For the first time in nearly two decades, at the Dallas Museum of Art, a Henry Moore collection is on exhibit in the United States, reports CBS News Correspondent Bob McNamara. It is 60 years' worth of a man's work, now on a three-city U.S. tour, organized by the Dallas museum's Dorothy Kosinski.

"I'm very excited by the notion of a new generation of the art-going public walking into this exhibition and seeing works that I'm sure they don't know and, therefore, it's a huge voyage of discovery," says Kosinsky. "And, on the other hand, I think it's equally exciting when you think of people who, as I say, are complacent in their approval or disapproval, coming through and being challenged to rethink and re-examine a great artist's career."

Moore's was a career of reclining figures that set him apart from the other great sculptors of his time. Some creations he carved out of elm wood; others, he cast in bronze. His great figures of public art -- the monumental pieces -- brought him both world-wide fame and harsh criticism.

In the spring of 1983, three years before his death, Sunday Morning profiled Henry Moore, at his studio and home outside London. Here was an 86-year-old man, still at work with an assistant, making changes to a piece that would someday be cast in bronze and stand in a Chicago suburb.

Moore was also in the process of converting a 500-year=old barn to display his tapestries. And it was then, too, that Moore told Charles Kuralt about some of the most moving work he ever did: his World War II shelter drawings.

In his sketches of wartime life, in the underground tunnels of London, Moore captured the fear, the sense of impending doom, on nights when German bombers rained death and destruction from the sky.

Said Moore, "I didn't want to be a war artist until there was something to be moved by. I'd seen tanks before. I'd seen army trucks and so on before. But at a later stage, when Hitler was thinking that his only way of saving and winning the war would be to bomb London to blazes, to bits, and he began it with intensive bombings, and I was caught...
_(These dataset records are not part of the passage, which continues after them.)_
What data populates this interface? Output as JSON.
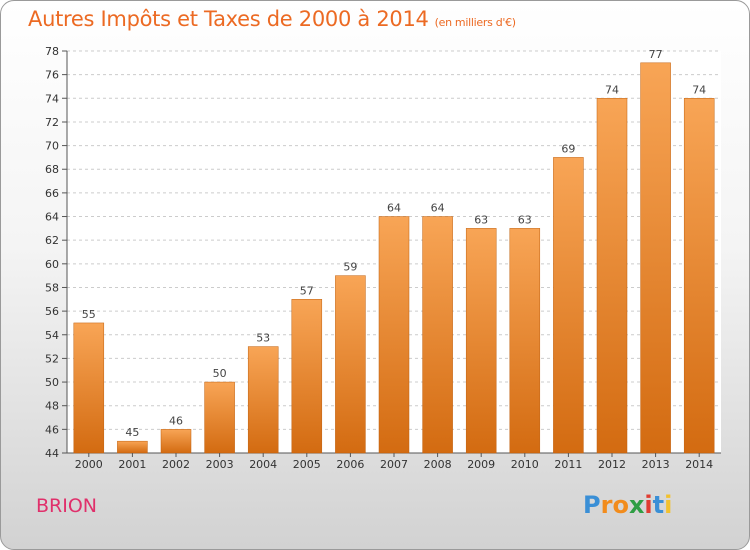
{
  "title": "Autres Impôts et Taxes de 2000 à 2014",
  "unit_label": "(en milliers d'€)",
  "commune": "BRION",
  "logo": {
    "text": "Proxiti"
  },
  "colors": {
    "bar_light": "#f8a556",
    "bar_dark": "#d36b11",
    "title": "#ec6a23",
    "commune": "#e0306b",
    "grid": "#cccccc"
  },
  "chart_data": {
    "type": "bar",
    "title": "Autres Impôts et Taxes de 2000 à 2014",
    "subtitle": "(en milliers d'€)",
    "categories": [
      "2000",
      "2001",
      "2002",
      "2003",
      "2004",
      "2005",
      "2006",
      "2007",
      "2008",
      "2009",
      "2010",
      "2011",
      "2012",
      "2013",
      "2014"
    ],
    "values": [
      55,
      45,
      46,
      50,
      53,
      57,
      59,
      64,
      64,
      63,
      63,
      69,
      74,
      77,
      74
    ],
    "ylim": [
      44,
      78
    ],
    "ytick_step": 2,
    "grid": true,
    "grid_style": "dashed horizontal",
    "data_labels": true
  }
}
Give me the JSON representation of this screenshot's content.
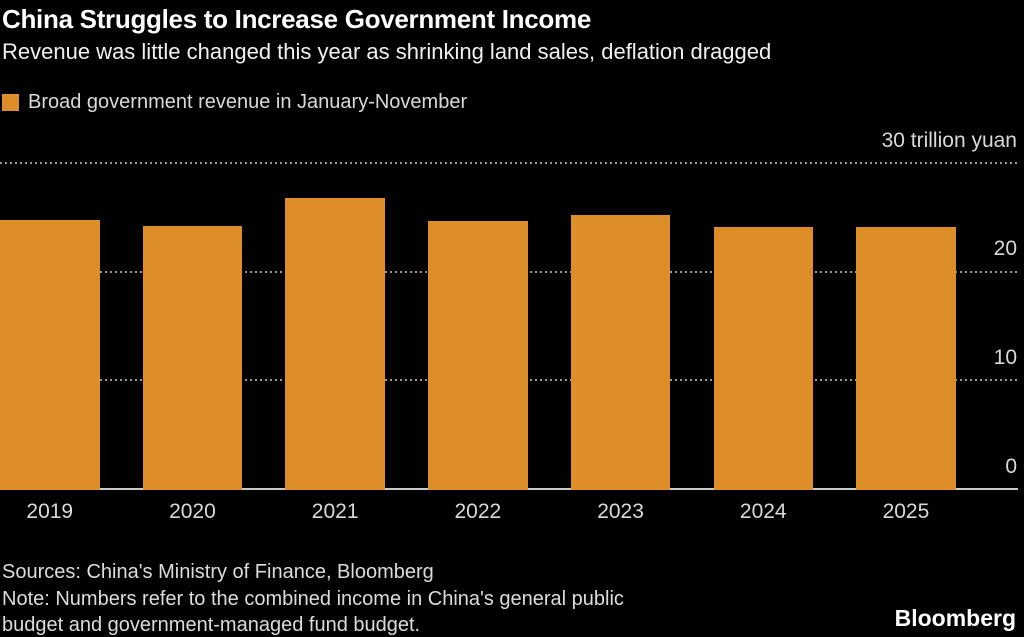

"One night," he continued, "when my wife and I had been having dinner in the middle of London, we had to come back by tube...for the first time, I saw all the people sheltering -- the mothers undressing children on the platforms with the trains coming in and going by -- and next morning, I did try to draw some of the things that I'd seen."

Moore actually re-enacted his role as a war artist in a post-war film called "Out of Chaos."

Moore told Kuralt, "And I used to go down each evening and look around, and I'd do just a tiny little sketch, and it really was something unlike anything that I could have imagined, except thinking what the slave ships might have been like, taking Negroes from South Africa across to America."

It was a 1965 CBS News documentary that introducd many Americans to the life and works of Henry Moore, the coal miner's son and art-world revolutionary. The broadcast marked the completion of Moore's massive bronze that today stands as the centerpiece of New York City's Lincoln Center.

Perhaps few Americans knew Henry Moore as well as Dallas real estate developer Raymond Nasher, the collector of a number of Moore sculptures. Nasher and Moore shared a friendship that spanned more than 20 years.

Raymond Nasher was awed by Henry Moore. Not for Moore's fame, but the humility of a man who was legendary even in his own time.

Says Nasher, "He was truly the finest English sculptor of the 20th century. He knew, of course, of his fame, and everyone came from all over the world to want to commissioon major pieces from him. But did he wear it? No, he didn't... He was very gentle, kind, unassuming, and in many instances, you wouldn't realize that this was the Michelangelo of his period."